SGX unveils rules for listing dual class shares
SGX requires enhanced voting process as a safeguard against risks associated with dual class shares
Singapore Exchange (SGX) has introduced rules for the listing of companies with dual class share (DCS) structures. "SGX joins exchanges in Canada, Europe and the US where companies, led by founder-entrepreneurs who require funding for a rapid ramp-up of the business while retaining the ability to execute on a long-term strategy, can list. Investors who understand and agree with the business model and management of DCS companies will also have more choice," says Loh Boon Chye, CEO of SGX.

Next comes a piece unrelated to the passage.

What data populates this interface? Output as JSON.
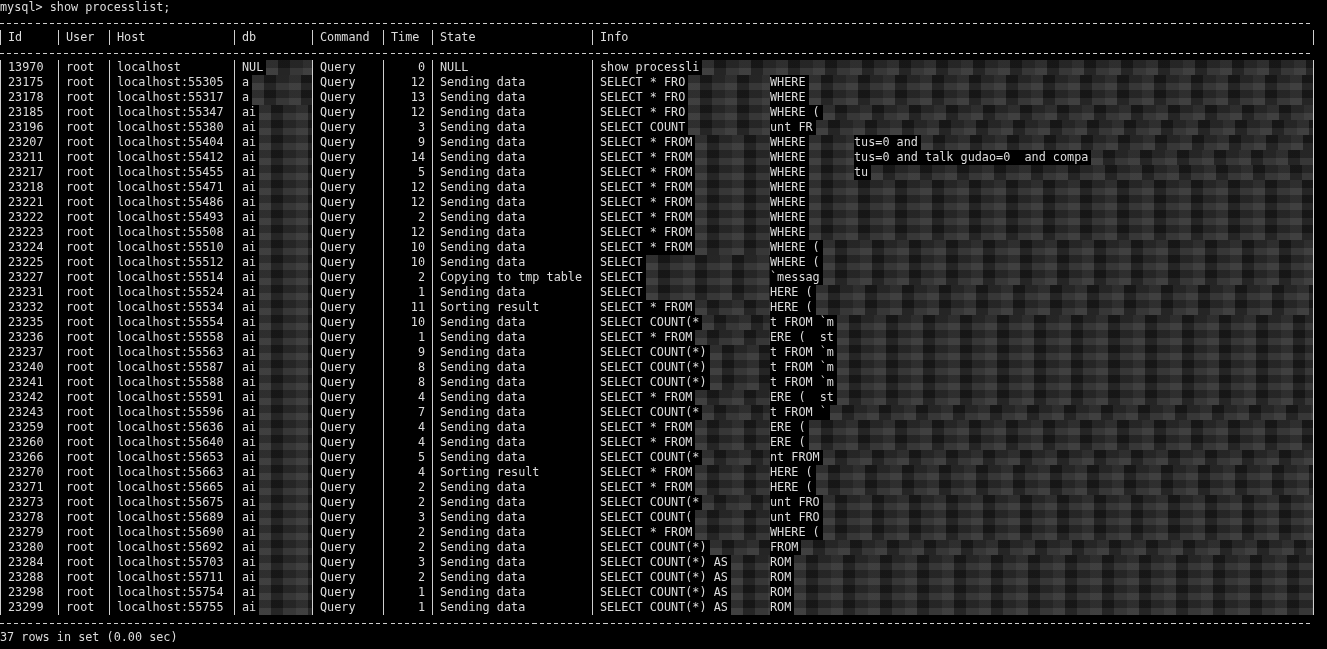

Safeguards to address the risks: 1) Requiring an enhanced voting process where all shares carry one vote each regardless of class, for the appointment and removal of independent directors and/or auditors, variation of rights attached to any class of shares, a reverse takeover, winding-up or delisting. 2) Requiring the majority of the audit committee, the nominating committee and the remuneration committee, and each respective chairman, to be independent directors. 3) Capping each multiple voting (MV) share at 10 votes a share and limiting the holders of MV shares to named individuals, or permitted holder groups whose scope must be specified at the initial public offering (IPO). 4) Requiring sunset clauses where MV shares will auto-convert to ordinary voting (OV) shares under circumstances the company must stipulate at the time of the IPO.